Paralelamente, o presidente dos EUA enfrenta dissidência em seu próprio partido, devido ao recentes movimentos do republicano em relação à política externa, em especial sobre a Groelândia
Jack Smith afirmou em audiência que provas demonstram “além de dúvida razoável” que Donald Trump cometeu crimes para reverter as eleições de 2020 e obstruir justiça com documentos de Mar-a-Lago. Republicanos acusaram viés político, enquanto Smith defendeu a imparcialidade e alertou sobre erosão do estado de direito. Paralelamente, Trump enfrenta dissidência no partido devido a políticas externas controversas, como ameaças à Groenlândia..
Brasília (DF) · 22 de janeiro de 2026
Em uma audiência histórica no Capitólio, o ex-procurador especial Jack Smith prestou depoimento público pela primeira vez sobre suas investigações contra o presidente Donald Trump, afirmando categoricamente que as provas coletadas demonstram “além de qualquer dúvida razoável” que Trump se envolveu em atividades criminosas.
Realizada nesta quinta-feira (22/jan) pelo Comitê Judiciário da Câmara dos Representantes, presidida pelo republicano Jim Jordan, a sessão destacou as acusações de interferência eleitoral em 2020 e manuseio ilegal de documentos classificados, enquanto republicanos questionavam o viés político das apurações.
Smith, que liderou duas investigações federais resultando em mais de 40 acusações criminais contra Trump, defendeu suas decisões com veemência. Em sua declaração de abertura, ele declarou:
“Eu me mantenho firme em minhas decisões como procurador especial, incluindo a decisão de apresentar acusações contra o presidente Trump. Nossa investigação desenvolveu provas além de qualquer dúvida razoável de que o presidente Trump se envolveu em atividades criminosas.”
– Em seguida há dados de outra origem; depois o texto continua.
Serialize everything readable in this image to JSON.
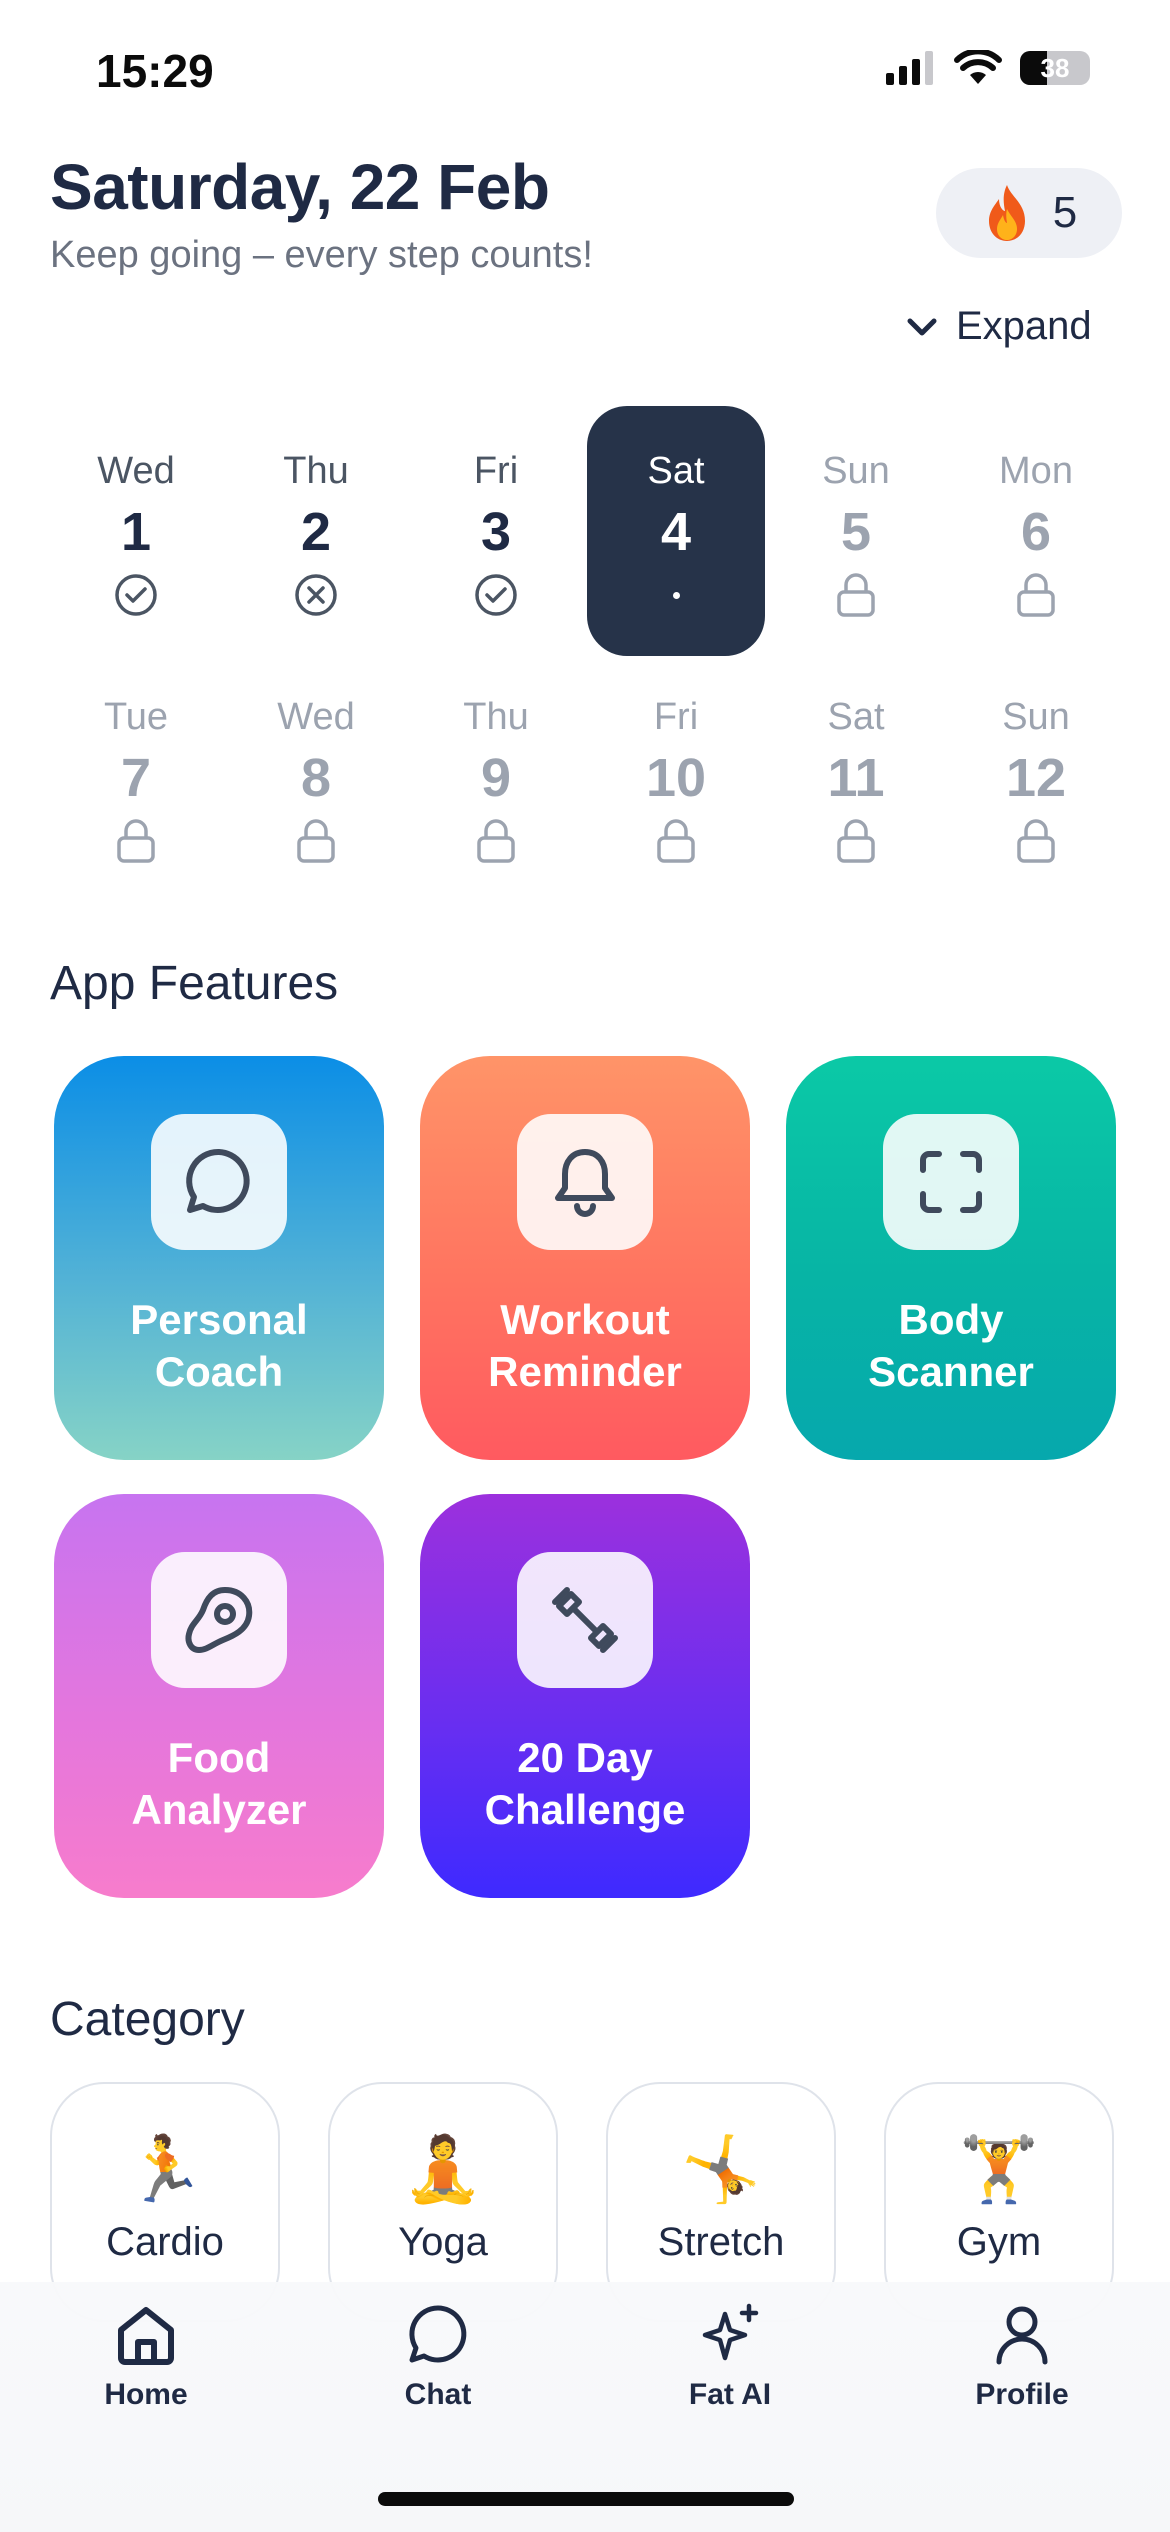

Essa afirmação, reportada pela CNN, ecoou durante o testemunho, enfatizando que Trump orquestrou um “esquema criminoso” para reverter os resultados da eleição de 2020 e impedir a transferência pacífica de poder.
O foco inicial recaiu sobre os esforços de Trump para contestar a vitória de Joe Biden. Smith detalhou como as provas indicavam que Trump conscientemente promoveu alegações falsas de fraude eleitoral, culminando no ataque ao Capitólio em 6/jan de 2021.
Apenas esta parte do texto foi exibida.